Function to create random password Genpass(p integer, p uppercase p lowercase p special characters) return password varchar2; select Genpassword(2,2,1,2) It contain 2 numbers,2 uppercase characters ,special character like # and 2 numbers;
-
What is your question?MarEll– MarEll2021-11-17 14:25:03 +00:00Commented Nov 17, 2021 at 14:25
-
My question is about random password generate function which creates passwords contain numbers ,letters and special characters in plsqlAhmed– Ahmed2021-11-17 14:26:55 +00:00Commented Nov 17, 2021 at 14:26
-
Your question is not clear. Do you need a function? Do you have a function that is not working? What is your effort so far and where do you stuck?MarEll– MarEll2021-11-18 07:01:40 +00:00Commented Nov 18, 2021 at 7:01
-
create or replace FUNCTION GENPWD( PNOIT IN NUMBER, PSC IN NUMBER, PL IN NUMBER, PU IN NUMBER) return varchar2 is pwd varchar2(11); begin select into pwd:= dbms_random.string('U',pu), pwd:=dbms_random.string('l',pl), pwd:= dbms_random.string('x',psc), pwd:= dbms_random.string('a',pnoit) from dual; return pwd; end;Ahmed– Ahmed2021-11-18 08:21:52 +00:00Commented Nov 18, 2021 at 8:21
1 Answer
The Oracle DBMS_RANDOM.STRING functionality does not allow you to state you want special characters expressly. Also, when you use DBMS_RANDOM.STRING for each type of character, you end up with a series that always has the same structure (which might even be a security issue again).
But if you do not want to have the same structure all the time, you would have to write something that would (in yet another random way) distribute the characters of your structured password.
Another option is to use an example I adopted from an AskTom entry; you leverage the existing functionality and try until you have a result:
create or replace FUNCTION GENPWD(
p_numbers IN NUMBER,
p_specialchar IN NUMBER,
p_lowercase IN NUMBER,
p_uppercase IN NUMBER) return varchar2
IS
v_length number := p_numbers + p_specialchar + p_lowercase + p_uppercase;
v_password varchar2(200);
v_iterations number := 0;
v_max_iterations number := 500;
BEGIN
loop
v_password := dbms_random.string('p',v_length);
v_iterations := v_iterations + 1;
exit when (regexp_count(v_password,'[a-z]') = p_lowercase
and regexp_count(v_password,'[A-Z]') = p_uppercase
and regexp_count(v_password,'[0-9]') = p_numbers)

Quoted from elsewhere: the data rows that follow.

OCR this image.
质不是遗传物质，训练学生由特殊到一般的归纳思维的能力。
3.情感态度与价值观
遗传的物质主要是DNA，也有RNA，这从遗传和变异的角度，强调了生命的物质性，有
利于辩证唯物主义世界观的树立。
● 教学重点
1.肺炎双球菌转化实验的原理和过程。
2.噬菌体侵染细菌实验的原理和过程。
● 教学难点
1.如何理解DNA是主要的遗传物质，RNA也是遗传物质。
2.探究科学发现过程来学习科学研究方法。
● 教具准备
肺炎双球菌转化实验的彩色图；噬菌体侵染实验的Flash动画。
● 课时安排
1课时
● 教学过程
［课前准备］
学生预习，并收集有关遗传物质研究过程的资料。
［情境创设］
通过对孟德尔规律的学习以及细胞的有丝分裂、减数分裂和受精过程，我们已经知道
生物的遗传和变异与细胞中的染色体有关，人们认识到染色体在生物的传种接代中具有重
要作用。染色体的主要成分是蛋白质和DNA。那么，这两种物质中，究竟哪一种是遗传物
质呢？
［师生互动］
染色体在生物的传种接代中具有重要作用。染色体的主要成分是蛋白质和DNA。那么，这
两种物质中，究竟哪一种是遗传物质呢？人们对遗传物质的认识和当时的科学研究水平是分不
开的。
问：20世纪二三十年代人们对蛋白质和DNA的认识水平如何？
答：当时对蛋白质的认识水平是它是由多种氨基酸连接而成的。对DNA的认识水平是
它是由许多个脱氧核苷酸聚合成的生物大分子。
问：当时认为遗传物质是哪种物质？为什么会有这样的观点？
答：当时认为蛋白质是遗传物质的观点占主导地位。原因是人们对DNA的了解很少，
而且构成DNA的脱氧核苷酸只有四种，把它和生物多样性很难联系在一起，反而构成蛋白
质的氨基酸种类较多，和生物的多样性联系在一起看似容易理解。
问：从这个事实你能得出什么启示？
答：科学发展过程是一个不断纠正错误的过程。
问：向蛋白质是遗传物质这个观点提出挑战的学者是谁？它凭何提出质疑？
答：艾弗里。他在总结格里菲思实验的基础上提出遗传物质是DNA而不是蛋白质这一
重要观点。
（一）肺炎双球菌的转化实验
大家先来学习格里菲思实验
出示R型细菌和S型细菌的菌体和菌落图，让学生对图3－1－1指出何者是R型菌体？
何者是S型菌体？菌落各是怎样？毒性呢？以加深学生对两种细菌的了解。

or v_iterations=v_max_iterations;
end loop;
if v_iterations = v_max_iterations THEN
v_password := '';
end if;
return(v_password);
END;
3 Comments
DBMS_RANDOM is suitable for password generation? Note that Oracle writes: "DBMS_RANDOM is not intended for cryptography." There appears to be a DBMS_CRYPTO interface with RANDOM*-Functions.